ECONOMIA – Rendimento médio dos trabalhadores brasileiros atinge recorde de R$ 3.722, com crescimento de 5,5% em relação ao ano passado, revela IBGE.

No primeiro trimestre de 2026, o rendimento médio mensal dos trabalhadores brasileiros atingiu R$ 3.722, marcando um incremento real de 5,5% em comparação com o mesmo período do ano anterior. Este aumento é histórico, sendo o maior já registrado desde o início da série da Pesquisa Nacional por Amostra de Domicílios (Pnad) Contínua, em 2012. Essa recuperação salarial é um indicativo de melhorias nas condições de trabalho e no mercado em geral.

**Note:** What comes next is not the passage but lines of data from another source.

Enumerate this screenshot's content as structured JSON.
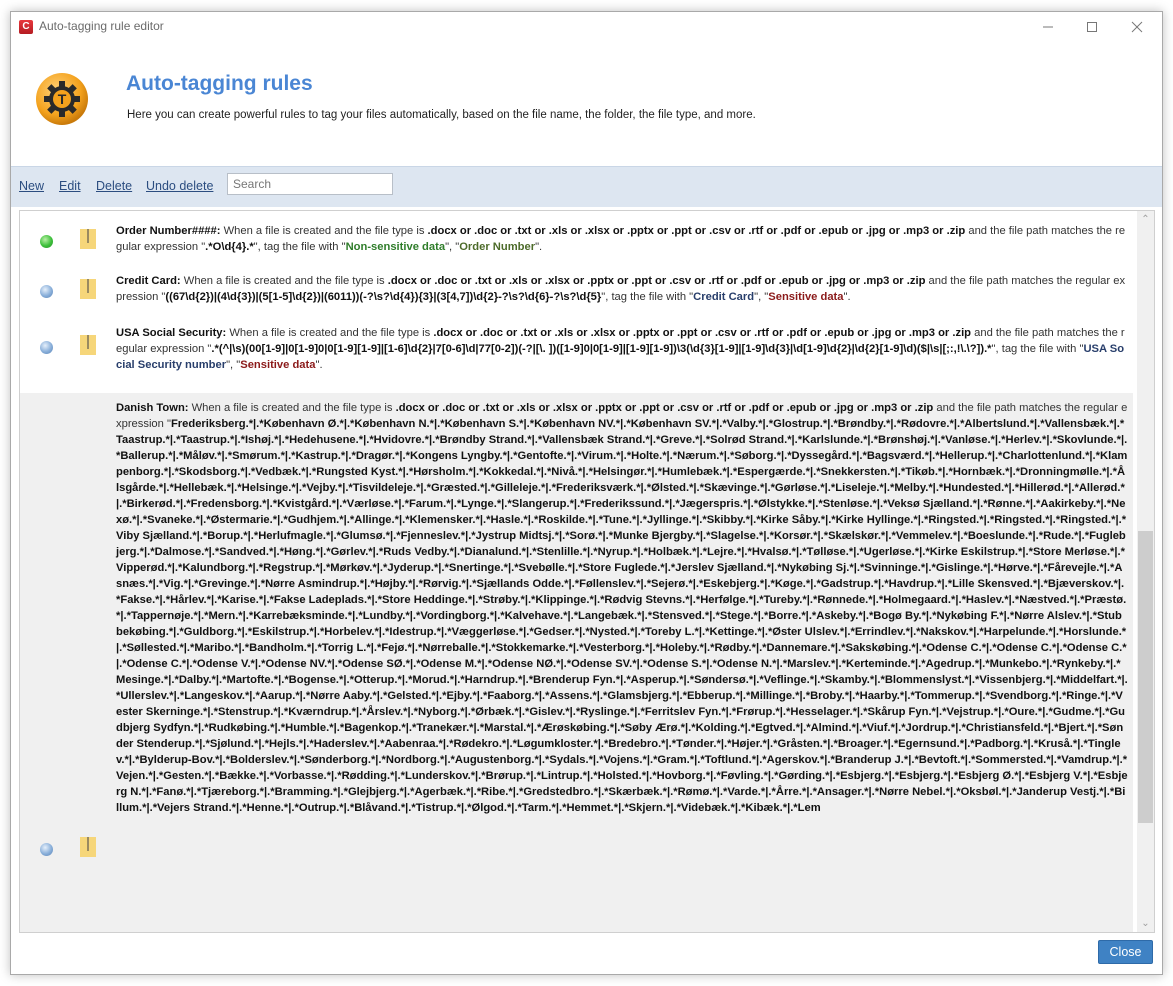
{
  "window": {
    "title": "Auto-tagging rule editor",
    "app_icon_letter": "C",
    "controls": [
      "minimize",
      "maximize",
      "close"
    ]
  },
  "header": {
    "title": "Auto-tagging rules",
    "description": "Here you can create powerful rules to tag your files automatically, based on the file name, the folder, the file type, and more."
  },
  "toolbar": {
    "new_label": "New",
    "edit_label": "Edit",
    "delete_label": "Delete",
    "undo_delete_label": "Undo delete",
    "search_placeholder": "Search",
    "search_value": ""
  },
  "common": {
    "when": " When a file is created  and the file type is ",
    "file_types": ".docx or .doc or .txt or .xls or .xlsx or .pptx or .ppt or .csv or .rtf or .pdf or .epub or .jpg or .mp3 or .zip",
    "path_matches": " and the file path matches the regular expression \"",
    "tag_with": "\", tag the file with  \"",
    "sep": "\", \"",
    "end": "\"."
  },
  "rules": [
    {
      "name": "Order Number####:",
      "status": "enabled",
      "status_color": "#3cbf3a",
      "regex": ".*O\\d{4}.*",
      "tags": [
        {
          "label": "Non-sensitive data",
          "color": "#2f7d2a"
        },
        {
          "label": "Order Number",
          "color": "#4d6b2a"
        }
      ]
    },
    {
      "name": "Credit Card:",
      "status": "disabled",
      "status_color": "#88aed9",
      "regex": "((67\\d{2})|(4\\d{3})|(5[1-5]\\d{2})|(6011))(-?\\s?\\d{4}){3}|(3[4,7])\\d{2}-?\\s?\\d{6}-?\\s?\\d{5}",
      "tags": [
        {
          "label": "Credit Card",
          "color": "#283e6b"
        },
        {
          "label": "Sensitive data",
          "color": "#8b1a1a"
        }
      ]
    },
    {
      "name": "USA  Social Security:",
      "status": "disabled",
      "status_color": "#88aed9",
      "regex": ".*(^|\\s)(00[1-9]|0[1-9]0|0[1-9][1-9]|[1-6]\\d{2}|7[0-6]\\d|77[0-2])(-?|[\\. ])([1-9]0|0[1-9]|[1-9][1-9])\\3(\\d{3}[1-9]|[1-9]\\d{3}|\\d[1-9]\\d{2}|\\d{2}[1-9]\\d)($|\\s|[;:,!\\.\\?]).*",
      "tags": [
        {
          "label": "USA Social Security number",
          "color": "#283e6b"
        },
        {
          "label": "Sensitive data",
          "color": "#8b1a1a"
        }
      ]
    },
    {
      "name": "Danish Town:",
      "status": "disabled",
      "status_color": "#88aed9",
      "selected": true,
      "regex": "Frederiksberg.*|.*København Ø.*|.*København N.*|.*København S.*|.*København NV.*|.*København SV.*|.*Valby.*|.*Glostrup.*|.*Brøndby.*|.*Rødovre.*|.*Albertslund.*|.*Vallensbæk.*|.*Taastrup.*|.*Taastrup.*|.*Ishøj.*|.*Hedehusene.*|.*Hvidovre.*|.*Brøndby Strand.*|.*Vallensbæk Strand.*|.*Greve.*|.*Solrød Strand.*|.*Karlslunde.*|.*Brønshøj.*|.*Vanløse.*|.*Herlev.*|.*Skovlunde.*|.*Ballerup.*|.*Måløv.*|.*Smørum.*|.*Kastrup.*|.*Dragør.*|.*Kongens Lyngby.*|.*Gentofte.*|.*Virum.*|.*Holte.*|.*Nærum.*|.*Søborg.*|.*Dyssegård.*|.*Bagsværd.*|.*Hellerup.*|.*Charlottenlund.*|.*Klampenborg.*|.*Skodsborg.*|.*Vedbæk.*|.*Rungsted Kyst.*|.*Hørsholm.*|.*Kokkedal.*|.*Nivå.*|.*Helsingør.*|.*Humlebæk.*|.*Espergærde.*|.*Snekkersten.*|.*Tikøb.*|.*Hornbæk.*|.*Dronningmølle.*|.*Ålsgårde.*|.*Hellebæk.*|.*Helsinge.*|.*Vejby.*|.*Tisvildeleje.*|.*Græsted.*|.*Gilleleje.*|.*Frederiksværk.*|.*Ølsted.*|.*Skævinge.*|.*Gørløse.*|.*Liseleje.*|.*Melby.*|.*Hundested.*|.*Hillerød.*|.*Allerød.*|.*Birkerød.*|.*Fredensborg.*|.*Kvistgård.*|.*Værløse.*|.*Farum.*|.*Lynge.*|.*Slangerup.*|.*Frederikssund.*|.*Jægerspris.*|.*Ølstykke.*|.*Stenløse.*|.*Veksø Sjælland.*|.*Rønne.*|.*Aakirkeby.*|.*Nexø.*|.*Svaneke.*|.*Østermarie.*|.*Gudhjem.*|.*Allinge.*|.*Klemensker.*|.*Hasle.*|.*Roskilde.*|.*Tune.*|.*Jyllinge.*|.*Skibby.*|.*Kirke Såby.*|.*Kirke Hyllinge.*|.*Ringsted.*|.*Ringsted.*|.*Ringsted.*|.*Viby Sjælland.*|.*Borup.*|.*Herlufmagle.*|.*Glumsø.*|.*Fjenneslev.*|.*Jystrup Midtsj.*|.*Sorø.*|.*Munke Bjergby.*|.*Slagelse.*|.*Korsør.*|.*Skælskør.*|.*Vemmelev.*|.*Boeslunde.*|.*Rude.*|.*Fuglebjerg.*|.*Dalmose.*|.*Sandved.*|.*Høng.*|.*Gørlev.*|.*Ruds Vedby.*|.*Dianalund.*|.*Stenlille.*|.*Nyrup.*|.*Holbæk.*|.*Lejre.*|.*Hvalsø.*|.*Tølløse.*|.*Ugerløse.*|.*Kirke Eskilstrup.*|.*Store Merløse.*|.*Vipperød.*|.*Kalundborg.*|.*Regstrup.*|.*Mørkøv.*|.*Jyderup.*|.*Snertinge.*|.*Svebølle.*|.*Store Fuglede.*|.*Jerslev Sjælland.*|.*Nykøbing Sj.*|.*Svinninge.*|.*Gislinge.*|.*Hørve.*|.*Fårevejle.*|.*Asnæs.*|.*Vig.*|.*Grevinge.*|.*Nørre Asmindrup.*|.*Højby.*|.*Rørvig.*|.*Sjællands Odde.*|.*Føllenslev.*|.*Sejerø.*|.*Eskebjerg.*|.*Køge.*|.*Gadstrup.*|.*Havdrup.*|.*Lille Skensved.*|.*Bjæverskov.*|.*Fakse.*|.*Hårlev.*|.*Karise.*|.*Fakse Ladeplads.*|.*Store Heddinge.*|.*Strøby.*|.*Klippinge.*|.*Rødvig Stevns.*|.*Herfølge.*|.*Tureby.*|.*Rønnede.*|.*Holmegaard.*|.*Haslev.*|.*Næstved.*|.*Præstø.*|.*Tappernøje.*|.*Mern.*|.*Karrebæksminde.*|.*Lundby.*|.*Vordingborg.*|.*Kalvehave.*|.*Langebæk.*|.*Stensved.*|.*Stege.*|.*Borre.*|.*Askeby.*|.*Bogø By.*|.*Nykøbing F.*|.*Nørre Alslev.*|.*Stubbekøbing.*|.*Guldborg.*|.*Eskilstrup.*|.*Horbelev.*|.*Idestrup.*|.*Væggerløse.*|.*Gedser.*|.*Nysted.*|.*Toreby L.*|.*Kettinge.*|.*Øster Ulslev.*|.*Errindlev.*|.*Nakskov.*|.*Harpelunde.*|.*Horslunde.*|.*Søllested.*|.*Maribo.*|.*Bandholm.*|.*Torrig L.*|.*Fejø.*|.*Nørreballe.*|.*Stokkemarke.*|.*Vesterborg.*|.*Holeby.*|.*Rødby.*|.*Dannemare.*|.*Sakskøbing.*|.*Odense C.*|.*Odense C.*|.*Odense C.*|.*Odense C.*|.*Odense V.*|.*Odense NV.*|.*Odense SØ.*|.*Odense M.*|.*Odense NØ.*|.*Odense SV.*|.*Odense S.*|.*Odense N.*|.*Marslev.*|.*Kerteminde.*|.*Agedrup.*|.*Munkebo.*|.*Rynkeby.*|.*Mesinge.*|.*Dalby.*|.*Martofte.*|.*Bogense.*|.*Otterup.*|.*Morud.*|.*Harndrup.*|.*Brenderup Fyn.*|.*Asperup.*|.*Søndersø.*|.*Veflinge.*|.*Skamby.*|.*Blommenslyst.*|.*Vissenbjerg.*|.*Middelfart.*|.*Ullerslev.*|.*Langeskov.*|.*Aarup.*|.*Nørre Aaby.*|.*Gelsted.*|.*Ejby.*|.*Faaborg.*|.*Assens.*|.*Glamsbjerg.*|.*Ebberup.*|.*Millinge.*|.*Broby.*|.*Haarby.*|.*Tommerup.*|.*Svendborg.*|.*Ringe.*|.*Vester Skerninge.*|.*Stenstrup.*|.*Kværndrup.*|.*Årslev.*|.*Nyborg.*|.*Ørbæk.*|.*Gislev.*|.*Ryslinge.*|.*Ferritslev Fyn.*|.*Frørup.*|.*Hesselager.*|.*Skårup Fyn.*|.*Vejstrup.*|.*Oure.*|.*Gudme.*|.*Gudbjerg Sydfyn.*|.*Rudkøbing.*|.*Humble.*|.*Bagenkop.*|.*Tranekær.*|.*Marstal.*|.*Ærøskøbing.*|.*Søby Ærø.*|.*Kolding.*|.*Egtved.*|.*Almind.*|.*Viuf.*|.*Jordrup.*|.*Christiansfeld.*|.*Bjert.*|.*Sønder Stenderup.*|.*Sjølund.*|.*Hejls.*|.*Haderslev.*|.*Aabenraa.*|.*Rødekro.*|.*Løgumkloster.*|.*Bredebro.*|.*Tønder.*|.*Højer.*|.*Gråsten.*|.*Broager.*|.*Egernsund.*|.*Padborg.*|.*Kruså.*|.*Tinglev.*|.*Bylderup-Bov.*|.*Bolderslev.*|.*Sønderborg.*|.*Nordborg.*|.*Augustenborg.*|.*Sydals.*|.*Vojens.*|.*Gram.*|.*Toftlund.*|.*Agerskov.*|.*Branderup J.*|.*Bevtoft.*|.*Sommersted.*|.*Vamdrup.*|.*Vejen.*|.*Gesten.*|.*Bække.*|.*Vorbasse.*|.*Rødding.*|.*Lunderskov.*|.*Brørup.*|.*Lintrup.*|.*Holsted.*|.*Hovborg.*|.*Føvling.*|.*Gørding.*|.*Esbjerg.*|.*Esbjerg.*|.*Esbjerg Ø.*|.*Esbjerg V.*|.*Esbjerg N.*|.*Fanø.*|.*Tjæreborg.*|.*Bramming.*|.*Glejbjerg.*|.*Agerbæk.*|.*Ribe.*|.*Gredstedbro.*|.*Skærbæk.*|.*Rømø.*|.*Varde.*|.*Årre.*|.*Ansager.*|.*Nørre Nebel.*|.*Oksbøl.*|.*Janderup Vestj.*|.*Billum.*|.*Vejers Strand.*|.*Henne.*|.*Outrup.*|.*Blåvand.*|.*Tistrup.*|.*Ølgod.*|.*Tarm.*|.*Hemmet.*|.*Skjern.*|.*Videbæk.*|.*Kibæk.*|.*Lem",
      "tags": []
    }
  ],
  "footer": {
    "close_label": "Close"
  }
}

Este trimestre é particularmente significativo, pois é o segundo consecutivo em que o salário médio supera os R$ 3,7 mil. No último trimestre de 2025, o rendimento médio era de R$ 3.662, o que representa uma variação de 1,6% em comparação com os dados mais recentes.

Os dados foram apresentados pelo Instituto Brasileiro de Geografia e Estatística (IBGE), que realiza uma coleta abrangente de informações em diferentes setores. Entre os dez grupos analisados, em oito os rendimentos se mostraram estáveis. No entanto, dois setores registraram um aumento: o comércio, com uma elevação de 3% e a administração pública, que viu seus salários crescerem 2,5%.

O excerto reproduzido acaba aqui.